Before : a = 3   b = 4After  : a = 3   b = 4

Many may be surprised. Why does it look like it? Why is there an exchange between trees.

1. a passes the reference value to a1 and B passes the reference value to b1. At this time, both a1 and a point to the space of 3, and b1 and B point to the space of 4.

2. In the swap function, the reference values of a1 and b1 must be referenced! A1 points to 4, b1 points to 3

3. Let's look at the print statement:

System.out.println("After  : a = " + a + "   b = " + b);

What is the relationship between printed values a and B and a1 and b1? The exchange is only the reference values of a1 and b1. To put it bluntly, a1 and b1 are the reference copies of a and B. Here, four references point to two address spaces. If two of them are exchanged, the values of the other two references are not affected.

Okay, that's all. Let's look at an example:

First, define a class:

public class Person {private int age;public int getAge() {return age;}public void setAge(int age) {this.age = age;}}

public static void main(String[] args) {Person p = new Person();System.out.println("Before : "+p.getAge());changePersonAge(p);System.out.println("After : " + p.getAge());}public static void changePersonAge(Person p) {p.setAge(10);}

Result:

Before : 0After : 10

Isn't it amazing?
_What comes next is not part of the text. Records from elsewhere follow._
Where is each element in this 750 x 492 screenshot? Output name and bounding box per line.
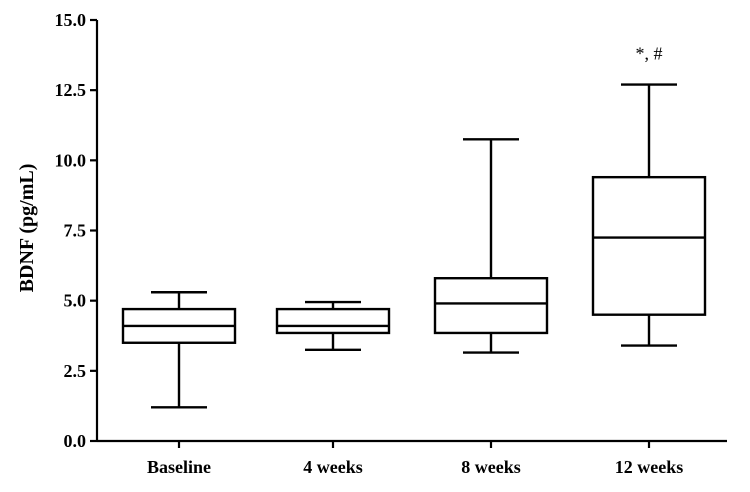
annotations: *, # <box>636 44 663 64</box>
boxes <box>121 83 707 409</box>
significance-annotation: *, # <box>636 44 663 64</box>
y-tick-label: 2.5 <box>64 361 87 381</box>
y-tick-label: 7.5 <box>64 221 87 241</box>
y-tick-label: 10.0 <box>55 150 87 170</box>
y-ticks: 0.0 2.5 5.0 7.5 10.0 12.5 15.0 <box>55 10 97 451</box>
box-3 <box>591 83 707 347</box>
x-tick-label: 8 weeks <box>461 457 521 477</box>
iqr-box <box>275 307 391 335</box>
x-tick-label: Baseline <box>147 457 211 477</box>
y-tick-label: 15.0 <box>55 10 87 30</box>
iqr-box <box>591 175 707 316</box>
box-2 <box>433 138 549 354</box>
box-1 <box>275 300 391 351</box>
y-tick-label: 0.0 <box>64 431 87 451</box>
x-tick-label: 12 weeks <box>615 457 684 477</box>
y-tick-label: 12.5 <box>55 80 87 100</box>
x-ticks: Baseline 4 weeks 8 weeks 12 weeks <box>147 441 683 477</box>
y-axis-title: BDNF (pg/mL) <box>16 164 38 293</box>
iqr-box <box>433 277 549 335</box>
x-tick-label: 4 weeks <box>303 457 363 477</box>
box-0 <box>121 291 237 409</box>
y-tick-label: 5.0 <box>64 291 87 311</box>
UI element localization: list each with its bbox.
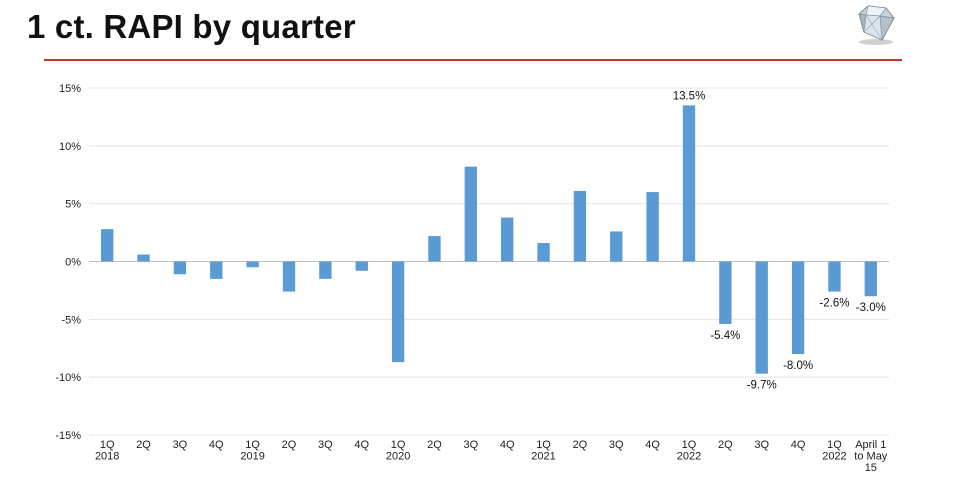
x-tick-label: 1Q (100, 439, 115, 451)
bar (537, 242, 550, 262)
x-tick-label: 2022 (822, 451, 846, 463)
x-tick-label: 3Q (754, 439, 769, 451)
diamond-icon (858, 5, 895, 45)
bar (355, 261, 368, 271)
data-label: -9.7% (747, 380, 777, 392)
bar (282, 261, 296, 292)
y-tick-label: 15% (59, 83, 81, 95)
data-label: 13.5% (673, 90, 706, 102)
bar (173, 261, 187, 275)
x-tick-label: 2Q (573, 439, 588, 451)
x-tick-label: 4Q (791, 439, 806, 451)
bar (319, 261, 332, 279)
bar (246, 261, 259, 268)
y-tick-label: 0% (65, 257, 81, 269)
bar (501, 217, 514, 262)
x-tick-label: 4Q (354, 439, 369, 451)
x-tick-label: 4Q (209, 439, 224, 451)
bar (646, 192, 659, 262)
x-tick-label: 3Q (463, 439, 478, 451)
x-tick-label: 2022 (677, 451, 701, 463)
x-tick-label: 4Q (500, 439, 515, 451)
bar (464, 166, 477, 262)
title-divider (44, 59, 902, 61)
data-label: -2.6% (819, 298, 849, 310)
bar (828, 261, 841, 292)
x-tick-label: 1Q (682, 439, 697, 451)
y-tick-label: 10% (59, 141, 81, 153)
bar (573, 190, 587, 262)
y-tick-label: 5% (65, 199, 81, 211)
x-tick-label: 3Q (609, 439, 624, 451)
data-label: -5.4% (710, 330, 740, 342)
x-tick-label: 2Q (136, 439, 151, 451)
bar (791, 261, 805, 355)
x-tick-label: 2018 (95, 451, 119, 463)
bar (391, 261, 405, 363)
bar (428, 236, 441, 262)
x-tick-label: 2Q (282, 439, 297, 451)
x-tick-label: 1Q (245, 439, 260, 451)
bar (101, 229, 114, 262)
x-tick-label: 1Q (391, 439, 406, 451)
bar (137, 254, 150, 262)
bar (682, 105, 696, 262)
y-tick-label: -10% (55, 372, 81, 384)
bar (719, 261, 732, 324)
y-tick-label: -5% (61, 314, 81, 326)
x-tick-label: 2019 (240, 451, 264, 463)
x-tick-label: 2020 (386, 451, 410, 463)
x-tick-label: 3Q (318, 439, 333, 451)
bar (610, 231, 623, 262)
x-tick-label: 2Q (718, 439, 733, 451)
bar (864, 261, 877, 297)
page-title: 1 ct. RAPI by quarter (27, 8, 356, 45)
x-tick-label: to May (854, 451, 888, 463)
x-tick-label: 3Q (173, 439, 188, 451)
x-tick-label: 15 (865, 462, 877, 474)
data-label: -8.0% (783, 360, 813, 372)
x-tick-label: 1Q (536, 439, 551, 451)
x-tick-label: 2Q (427, 439, 442, 451)
x-tick-label: April 1 (855, 439, 886, 451)
x-tick-label: 4Q (645, 439, 660, 451)
bar (755, 261, 768, 374)
x-tick-label: 1Q (827, 439, 842, 451)
data-label: -3.0% (856, 302, 886, 314)
y-tick-label: -15% (55, 430, 81, 442)
x-tick-label: 2021 (531, 451, 555, 463)
bar (210, 261, 223, 279)
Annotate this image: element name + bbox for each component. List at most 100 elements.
Here we can change the value again.

Note: Here, p will pass the reference copy to the changePersonAge () function. There are also two references pointing to the Person object in the heap space. In this case, the setAge () function is called in the changePersonAge () method, which actually changes the age value in the Person object. Here, the object is changed, rather than passing the reference value.

Let's look at an example:

public static void main(String[] args) {String str = "test";System.out.println("Before = "+str);changeStr(str);System.out.println("After  =  " + str);}public static void changeStr(String str) {str += "haha";}

Result:

Before = testAfter =  test

Why can't I change it?

In the main method, str first points to the "test" in the constant pool, and then passes the reference copy to the str in the changeStr method. There are also two references here, but they are made in the changeStr method, str + = "haha"; action. Note that str in changeStr no longer points to "test", but to "testhaha". The two references point to different spaces, the printed value does not change.

Finally, let's take a look at a small example.

public static void main(String[] args) {StringBuffer sb = new StringBuffer("test2");System.out.println("Before   = " + sb);changeStr(sb);System.out.println("After    = " + sb);}private static void changeStr(StringBuffer sb) {sb.append("haha");}

Result:

Before   = test2After    = test2haha

The value changed here won't cause everyone's fuss. It's basically similar to the Person object example above.

Sb passes the reference copy to the changeStr method, and then calls the append method in the changeStr method, which is essentially changing the value of the space that the two references point to together, it is neither a reference transfer nor a reference pointing to another space.

Finally, let's talk about it. It's so hot.